Which is not to say the play is easy to enjoy. The insane plot, involving two capering sets of identical twins, unfolds like a geometric exercise with a storyline that escalates into ever higher planes of barminess and befuddlement. It takes huge mental efforts to maintain your credulity. Or, to put it another way, you have to remind yourself why the funny thing that just happened was funny. The cast are required to pull off at least 45 outraged comic grimaces apiece.
Lenny Henry, as Antipholus, is well suited to this sort of lightweight knockabout. Henry can be anything on stage other than serious. When he reaches for gravity he becomes instantly weightless and here he ambles about like a harmlessly lovable honey-monster. (He’s less adept at just standing still and not acting while others are speaking their lines, but that’s a minor fault.)
Claudie Blakley and Michelle Terry play Adriana and Luciana as a pair of hard-faced Essex slappers. Great stuff. And both of the Dromios (Daniel Poyser and Lucian Msamati) bring a flavour of sorrowful grandeur to their roles. The handling is relentlessly infantile. The biffings and punch-ups are fun to watch but some of the orchestrated mayhem just gets silly. At one point Cooke makes the entire cast chase each other around the Olivier on kids’ scooters while the set twirls in the contrary direction. Subtle character comedy, rather than out-and-out buffoonery, is his natural terrain. Let’s hope he returns to it soon.
Aladdin, at the Lyric Hammersmith, is a panto with a lot more moral content than it realises. The writers have unwisely chosen to make the title character a London rioter. He appears at curtain-up with a sack of looted confectionery. To soften our hostility he tries to excuse himself. ‘Ah only wanted tuh borrow dem tings for a coupla years.’ Clearly this Aladdin has been through the system and knows, like all seasoned thieves, that he needs to circumvent the key clause of the Theft Act, ‘the intention permanently to deprive of use’.

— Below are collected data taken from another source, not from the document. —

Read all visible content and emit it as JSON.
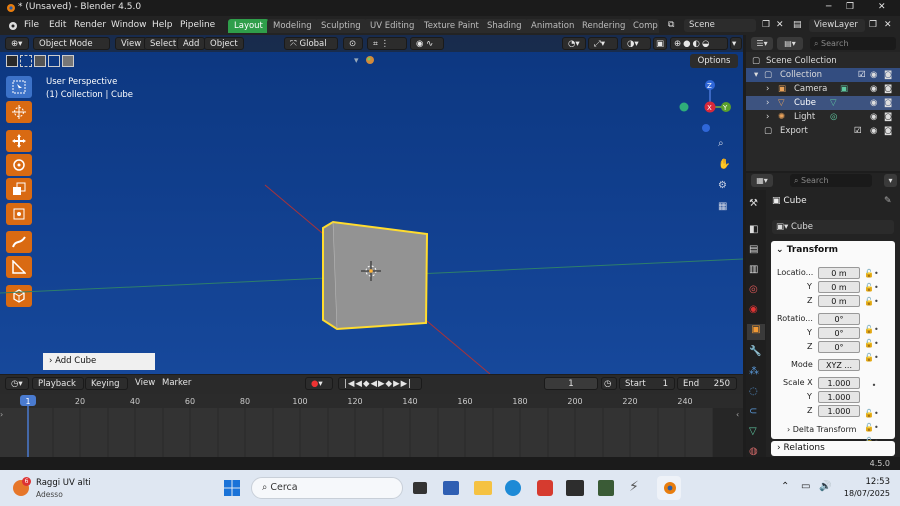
{
  "window": {
    "title": "* (Unsaved) - Blender 4.5.0"
  },
  "menu": [
    "File",
    "Edit",
    "Render",
    "Window",
    "Help",
    "Pipeline"
  ],
  "workspaces": [
    "Layout",
    "Modeling",
    "Sculpting",
    "UV Editing",
    "Texture Paint",
    "Shading",
    "Animation",
    "Rendering",
    "Comp"
  ],
  "scene": {
    "scene_name": "Scene",
    "view_layer": "ViewLayer"
  },
  "viewport": {
    "mode": "Object Mode",
    "menus": [
      "View",
      "Select",
      "Add",
      "Object"
    ],
    "transform_orientation": "Global",
    "options_label": "Options",
    "overlay_line1": "User Perspective",
    "overlay_line2": "(1) Collection | Cube",
    "operator_panel": "Add Cube",
    "gizmo_axes": {
      "x": "X",
      "y": "Y",
      "z": "Z"
    }
  },
  "outliner": {
    "search_placeholder": "Search",
    "root": "Scene Collection",
    "items": [
      {
        "label": "Collection"
      },
      {
        "label": "Camera"
      },
      {
        "label": "Cube"
      },
      {
        "label": "Light"
      },
      {
        "label": "Export"
      }
    ]
  },
  "properties": {
    "search_placeholder": "Search",
    "object_name": "Cube",
    "object_field": "Cube",
    "transform_title": "Transform",
    "location_label": "Locatio...",
    "location": [
      "0 m",
      "0 m",
      "0 m"
    ],
    "rotation_label": "Rotatio...",
    "rotation": [
      "0°",
      "0°",
      "0°"
    ],
    "mode_label": "Mode",
    "mode_value": "XYZ ...",
    "scale_label": "Scale X",
    "scale": [
      "1.000",
      "1.000",
      "1.000"
    ],
    "axis_labels": [
      "Y",
      "Z"
    ],
    "delta_transform": "Delta Transform",
    "relations": "Relations"
  },
  "timeline": {
    "menus": [
      "Playback",
      "Keying",
      "View",
      "Marker"
    ],
    "current_frame": "1",
    "start_label": "Start",
    "start": "1",
    "end_label": "End",
    "end": "250",
    "ticks": [
      "1",
      "20",
      "40",
      "60",
      "80",
      "100",
      "120",
      "140",
      "160",
      "180",
      "200",
      "220",
      "240"
    ]
  },
  "status": {
    "version": "4.5.0"
  },
  "taskbar": {
    "notification_count": "6",
    "weather_title": "Raggi UV alti",
    "weather_sub": "Adesso",
    "search_placeholder": "Cerca",
    "time": "12:53",
    "date": "18/07/2025"
  }
}
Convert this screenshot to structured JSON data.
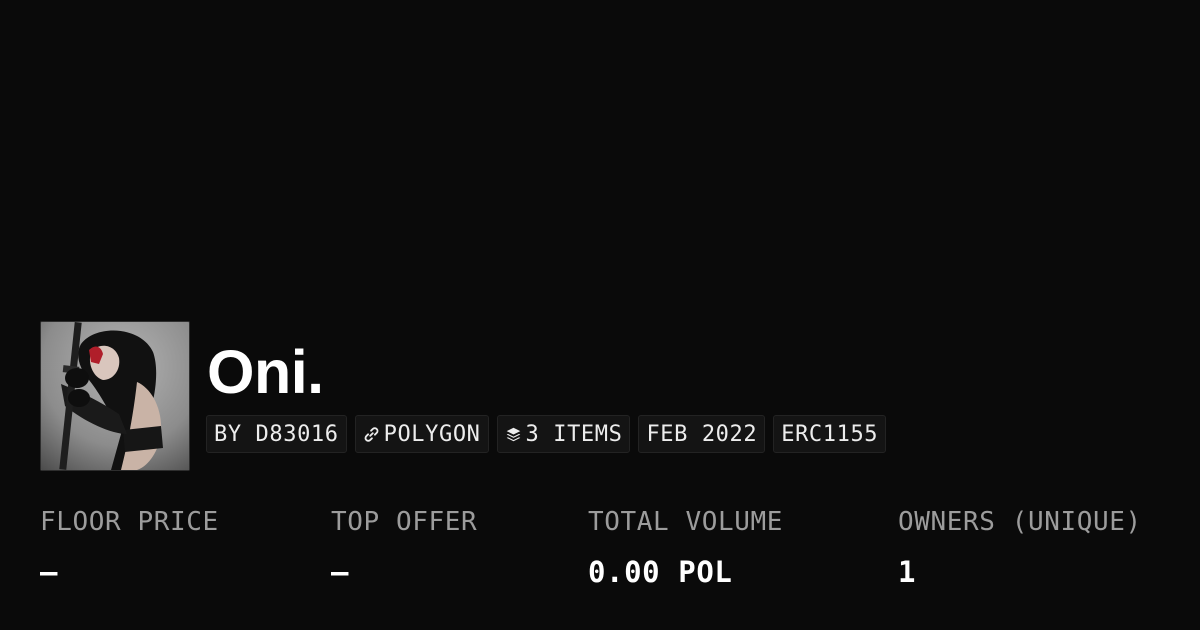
{
  "collection": {
    "name": "Oni.",
    "avatar_icon": "collection-avatar-ninja-with-sword"
  },
  "tags": {
    "creator": "BY D83016",
    "chain": {
      "label": "POLYGON",
      "icon": "chain-link-icon"
    },
    "items": {
      "label": "3 ITEMS",
      "icon": "layers-icon"
    },
    "date": "FEB 2022",
    "standard": "ERC1155"
  },
  "stats": {
    "floor_price": {
      "label": "FLOOR PRICE",
      "value": "–"
    },
    "top_offer": {
      "label": "TOP OFFER",
      "value": "–"
    },
    "total_volume": {
      "label": "TOTAL VOLUME",
      "value": "0.00 POL"
    },
    "owners": {
      "label": "OWNERS (UNIQUE)",
      "value": "1"
    }
  },
  "colors": {
    "background": "#0a0a0a",
    "tag_background": "#141414",
    "label_gray": "#9c9c9c",
    "text_white": "#ffffff"
  }
}
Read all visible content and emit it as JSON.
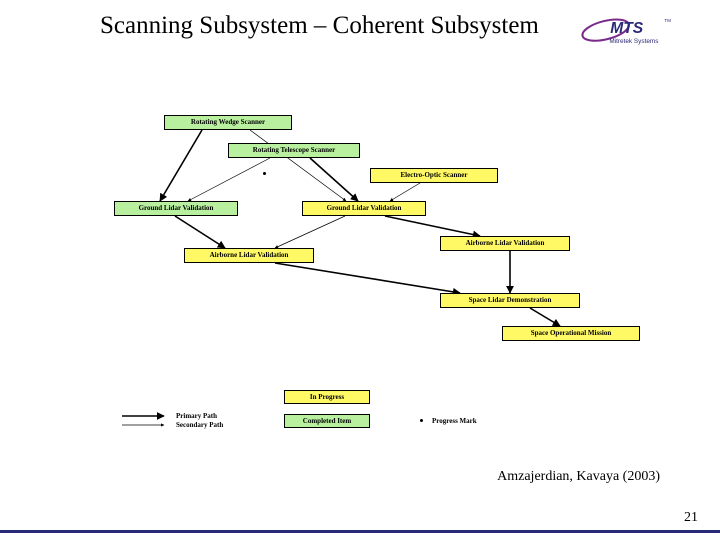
{
  "slide": {
    "title": "Scanning Subsystem – Coherent Subsystem",
    "citation": "Amzajerdian, Kavaya (2003)",
    "page_number": "21"
  },
  "logo": {
    "brand": "MTS",
    "tagline": "Mitretek Systems",
    "trademark": "TM"
  },
  "boxes": {
    "rotating_wedge": "Rotating Wedge Scanner",
    "rotating_telescope": "Rotating Telescope Scanner",
    "electro_optic": "Electro-Optic Scanner",
    "ground_lidar_1": "Ground Lidar Validation",
    "ground_lidar_2": "Ground Lidar Validation",
    "airborne_lidar_1": "Airborne Lidar Validation",
    "airborne_lidar_2": "Airborne Lidar Validation",
    "space_demo": "Space Lidar Demonstration",
    "space_mission": "Space Operational Mission"
  },
  "legend": {
    "primary_path": "Primary Path",
    "secondary_path": "Secondary Path",
    "in_progress": "In Progress",
    "completed": "Completed Item",
    "progress_mark": "Progress Mark"
  },
  "chart_data": {
    "type": "diagram",
    "title": "Scanning Subsystem – Coherent Subsystem",
    "nodes": [
      {
        "id": "rotating_wedge",
        "label": "Rotating Wedge Scanner",
        "status": "completed"
      },
      {
        "id": "rotating_telescope",
        "label": "Rotating Telescope Scanner",
        "status": "completed"
      },
      {
        "id": "electro_optic",
        "label": "Electro-Optic Scanner",
        "status": "in_progress"
      },
      {
        "id": "ground_lidar_1",
        "label": "Ground Lidar Validation",
        "status": "completed"
      },
      {
        "id": "ground_lidar_2",
        "label": "Ground Lidar Validation",
        "status": "in_progress"
      },
      {
        "id": "airborne_lidar_1",
        "label": "Airborne Lidar Validation",
        "status": "in_progress"
      },
      {
        "id": "airborne_lidar_2",
        "label": "Airborne Lidar Validation",
        "status": "in_progress"
      },
      {
        "id": "space_demo",
        "label": "Space Lidar Demonstration",
        "status": "in_progress"
      },
      {
        "id": "space_mission",
        "label": "Space Operational Mission",
        "status": "in_progress"
      }
    ],
    "edges": [
      {
        "from": "rotating_wedge",
        "to": "ground_lidar_1",
        "type": "primary"
      },
      {
        "from": "rotating_wedge",
        "to": "ground_lidar_2",
        "type": "secondary"
      },
      {
        "from": "rotating_telescope",
        "to": "ground_lidar_1",
        "type": "secondary"
      },
      {
        "from": "rotating_telescope",
        "to": "ground_lidar_2",
        "type": "primary"
      },
      {
        "from": "electro_optic",
        "to": "ground_lidar_2",
        "type": "secondary"
      },
      {
        "from": "ground_lidar_1",
        "to": "airborne_lidar_1",
        "type": "primary"
      },
      {
        "from": "ground_lidar_2",
        "to": "airborne_lidar_2",
        "type": "primary"
      },
      {
        "from": "ground_lidar_2",
        "to": "airborne_lidar_1",
        "type": "secondary"
      },
      {
        "from": "airborne_lidar_1",
        "to": "space_demo",
        "type": "primary"
      },
      {
        "from": "airborne_lidar_2",
        "to": "space_demo",
        "type": "primary"
      },
      {
        "from": "space_demo",
        "to": "space_mission",
        "type": "primary"
      }
    ],
    "progress_marks": [
      {
        "near": "rotating_telescope"
      }
    ],
    "legend": {
      "line_styles": {
        "primary": "solid-heavy",
        "secondary": "solid-light"
      },
      "status_colors": {
        "in_progress": "#fff966",
        "completed": "#b8f0a0"
      },
      "progress_mark": "black dot"
    }
  }
}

Later, he denies his crime altogether and awards himself the virtue of economic altruism. ‘I looted dem sweets just to spread der welf a bit.’ It’s hard to warm to this anarchic hypocrite. And it gets harder when he sets forth his philosophy in the unappealing anthem, ‘I wanna be a billionaire so freakin bad.’ Secretly one hopes he’ll fail to woo Princess Karen whose ethical views are diametrically opposed to his.
Her signature tune is the number one hit, ‘Price Tag’, by the Cornish musician Jessie J. This amazingly catchy pop song has the unusual virtue of moral integrity. Perhaps you’ve heard it sizzling from tinny speakers in some café or supermarket. ‘It ain’t about the money, money, money. We don’t need your money, money, money. We just want to make the world dance. Forget about the price tag.’ Listen to the lyrics all the way through and you’ll hear an angry, bitter, mocking denunciation of materialism and its tempting fripperies. But the panto’s authors seem oblivious to the mismatch between Aladdin and his princess. They just throw them together and let them fall in love and bung them on to a miraculousflying carpet that swings out over the audience.
The real star of the show is Widow Twanky played with bundles of mischievous charm by Shaun Prendergast. He brings a Max Miller-ish insolence to the stage as he works the crowd. ‘They say marriage is a lottery. At least in a lottery you’ve got a chance!’ In support, Steven Webb is an outstanding Wishy Washy. One health warning. Quite a few distraught three-year-olds had to be escorted to a place of safety during the show after succumbing to baddie-related stress. The zestful devilishness of Simon Kunz, as Abenazer, and the spooky
distortions of the costumes (achieved with great panache by Tom Scutt) are likely to scare the toddlers in nappies. If you bring little ones make an exit-plan when you arrive.